7. Notificadas as Recorrentes para se pronunciarem sobre a questão prévia suscitada pelo Ministério Público, pelas mesmas foi dito:
'1 –Salvo sempre o devido respeito pela opinião contrária, as Recorrentes estão convencidas que indicaram correctamente as normas que consideraram violadas no douto acórdão recorrido, pois;
2 – Reportando-se aos fundamentos daquele douto acórdão, bem como da douta decisão proferida em primeira instância, evidenciaram que os mesmos – pressupondo, como não podem deixar de pressupor e ter presente – o disposto nos Art.s 57º e 61º, nº 1, alíneas a) e f) do Código de Processo Penal, fizeram-no, todavia, interpretando e entendendo estas normas de forma que ofende o disposto no Art. 32º da Constituição da República Portuguesa'.

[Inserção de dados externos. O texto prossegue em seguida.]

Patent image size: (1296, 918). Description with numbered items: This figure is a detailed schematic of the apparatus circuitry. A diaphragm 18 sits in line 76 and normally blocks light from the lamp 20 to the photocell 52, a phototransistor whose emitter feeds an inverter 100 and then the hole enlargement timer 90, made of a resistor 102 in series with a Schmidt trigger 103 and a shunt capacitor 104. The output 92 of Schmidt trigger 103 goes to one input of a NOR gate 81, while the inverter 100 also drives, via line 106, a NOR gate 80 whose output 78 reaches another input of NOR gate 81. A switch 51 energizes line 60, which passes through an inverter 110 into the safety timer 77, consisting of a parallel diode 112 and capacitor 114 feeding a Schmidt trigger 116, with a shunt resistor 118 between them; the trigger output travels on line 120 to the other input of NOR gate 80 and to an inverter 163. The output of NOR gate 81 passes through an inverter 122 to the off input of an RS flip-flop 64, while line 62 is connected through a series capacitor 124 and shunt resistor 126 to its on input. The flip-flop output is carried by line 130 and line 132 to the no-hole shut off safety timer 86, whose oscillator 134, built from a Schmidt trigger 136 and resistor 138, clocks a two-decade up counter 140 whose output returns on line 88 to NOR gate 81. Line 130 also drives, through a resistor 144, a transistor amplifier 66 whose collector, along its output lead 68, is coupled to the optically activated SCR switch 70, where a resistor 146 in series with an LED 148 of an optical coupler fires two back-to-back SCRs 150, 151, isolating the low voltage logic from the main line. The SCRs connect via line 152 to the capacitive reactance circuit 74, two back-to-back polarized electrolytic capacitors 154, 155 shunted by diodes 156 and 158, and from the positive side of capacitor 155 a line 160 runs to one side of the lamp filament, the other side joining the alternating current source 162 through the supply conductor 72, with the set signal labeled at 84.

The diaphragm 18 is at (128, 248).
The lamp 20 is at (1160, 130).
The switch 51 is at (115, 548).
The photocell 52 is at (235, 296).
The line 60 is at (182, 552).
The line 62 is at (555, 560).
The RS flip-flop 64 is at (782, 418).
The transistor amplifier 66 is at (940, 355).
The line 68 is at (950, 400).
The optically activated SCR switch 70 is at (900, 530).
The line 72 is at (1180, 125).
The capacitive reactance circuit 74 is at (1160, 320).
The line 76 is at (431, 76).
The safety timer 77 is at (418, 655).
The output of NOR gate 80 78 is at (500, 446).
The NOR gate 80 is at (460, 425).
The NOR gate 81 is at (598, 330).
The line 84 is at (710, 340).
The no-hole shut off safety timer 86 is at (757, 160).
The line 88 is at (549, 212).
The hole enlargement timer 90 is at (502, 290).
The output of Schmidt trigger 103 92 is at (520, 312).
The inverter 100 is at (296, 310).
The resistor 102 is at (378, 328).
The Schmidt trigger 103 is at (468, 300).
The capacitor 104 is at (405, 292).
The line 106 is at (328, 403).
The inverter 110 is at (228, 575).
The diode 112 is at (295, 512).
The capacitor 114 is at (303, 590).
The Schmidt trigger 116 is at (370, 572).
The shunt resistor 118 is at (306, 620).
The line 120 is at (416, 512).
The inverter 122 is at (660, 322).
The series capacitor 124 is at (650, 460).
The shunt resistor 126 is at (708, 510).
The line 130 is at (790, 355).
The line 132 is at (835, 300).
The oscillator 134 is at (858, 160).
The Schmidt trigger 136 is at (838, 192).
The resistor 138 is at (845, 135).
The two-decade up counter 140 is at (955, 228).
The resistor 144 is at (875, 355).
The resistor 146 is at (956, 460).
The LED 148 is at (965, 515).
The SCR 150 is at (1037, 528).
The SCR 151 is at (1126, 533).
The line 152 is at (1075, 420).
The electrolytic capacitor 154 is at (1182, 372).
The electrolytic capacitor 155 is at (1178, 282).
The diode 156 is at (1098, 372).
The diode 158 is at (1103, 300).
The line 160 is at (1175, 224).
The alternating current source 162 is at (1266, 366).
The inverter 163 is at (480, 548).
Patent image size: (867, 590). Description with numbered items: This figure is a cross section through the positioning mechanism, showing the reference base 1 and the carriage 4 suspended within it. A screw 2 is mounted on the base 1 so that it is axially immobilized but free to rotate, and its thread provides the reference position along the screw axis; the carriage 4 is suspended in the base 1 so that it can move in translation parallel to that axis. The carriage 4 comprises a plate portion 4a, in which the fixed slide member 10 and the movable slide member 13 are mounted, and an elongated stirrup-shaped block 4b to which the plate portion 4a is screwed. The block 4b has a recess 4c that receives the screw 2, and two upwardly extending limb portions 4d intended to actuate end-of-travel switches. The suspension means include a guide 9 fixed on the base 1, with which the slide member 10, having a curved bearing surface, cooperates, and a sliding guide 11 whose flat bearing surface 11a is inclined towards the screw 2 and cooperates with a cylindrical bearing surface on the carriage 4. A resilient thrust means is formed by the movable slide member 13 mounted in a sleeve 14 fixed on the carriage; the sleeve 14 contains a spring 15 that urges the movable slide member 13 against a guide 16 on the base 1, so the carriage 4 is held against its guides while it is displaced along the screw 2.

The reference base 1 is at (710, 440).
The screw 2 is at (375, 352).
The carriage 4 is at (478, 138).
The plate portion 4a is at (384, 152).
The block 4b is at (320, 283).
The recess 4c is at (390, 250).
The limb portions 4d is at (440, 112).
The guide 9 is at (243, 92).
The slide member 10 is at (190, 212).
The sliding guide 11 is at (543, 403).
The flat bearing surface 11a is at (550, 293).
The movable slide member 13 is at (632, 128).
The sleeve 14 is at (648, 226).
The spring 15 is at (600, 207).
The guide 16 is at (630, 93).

Corridos os vistos legais, cumpre decidir. II – Fundamentação.
7. Questão prévia. Admissibilidade do recurso.
7.1. O recurso previsto na al. b) do nº 1 do artigo 70º da Lei do Tribunal Constitucional pressupõe, além do mais: a) que o recorrente tenha suscitado, durante o processo e de forma processualmente adequada, a inconstitucionalidade de determinada norma jurídica
- ou de uma sua interpretação normativa -; b) que, não obstante, a decisão recorrida a tenha efectivamente aplicado, como ratio decidendi, no julgamento do caso. In casu, é certo que as recorrentes suscitaram durante o processo - concretamente nas alegações de recurso que apresentaram junto do Tribunal da Relação de Coimbra - a inconstitucionalidade dos artigos 57º e 61º, nº 1, alíneas a) e f) do Código de Processo Penal, quando interpretados em termos de considerar que não conferem ao arguido e ao seu defensor o direito de estar presente e intervir nos actos de inquirição de testemunhas por si arroladas, a realizar na fase de instrução, que hajam sido delegados pelo juiz nos órgãos de polícia criminal. Controvertido é apenas que a decisão recorrida tenha efectivamente aplicado no julgamento do caso, como ratio decidendi, os preceitos invocados pelas recorrentes como objecto do recurso. De facto, na opinião do Exmº Procurador-Geral Adjunto, não foram essas as normas aplicadas pela decisão recorrida - que não lhes faz, aliás, qualquer referência
- como fundamento da improcedência do recurso, mas, antes, as relativas ao regime das nulidades e irregularidades dos actos processuais (maxime os artigos
119º, alínea c); 118º, nº 2; 122º e 123º), bem como as relativas ao 'regime consistente em o legislador apenas ter submetido ao princípio do contraditório os actos de instrução atinentes ao debate instrutório e às declarações para memória futura' (decorrente do estatuído nos artigos 289º, 294º e 297º do CPP). Acresce, ainda na opinião daquele Magistrado, que os preceitos invocados pelas recorrentes 'não têm sequer, no seu efectivo e real teor, qualquer conexão relevante com a problemática em questão'. Em suma: na opinião do Ministério Público não só aqueles preceitos não foram expressamente aplicados pela decisão recorrida como constituindo o seu fundamento normativo, como nunca o poderiam ter sido, porquanto nenhuma conexão têm com a específica questão jurídica controvertida. Vejamos.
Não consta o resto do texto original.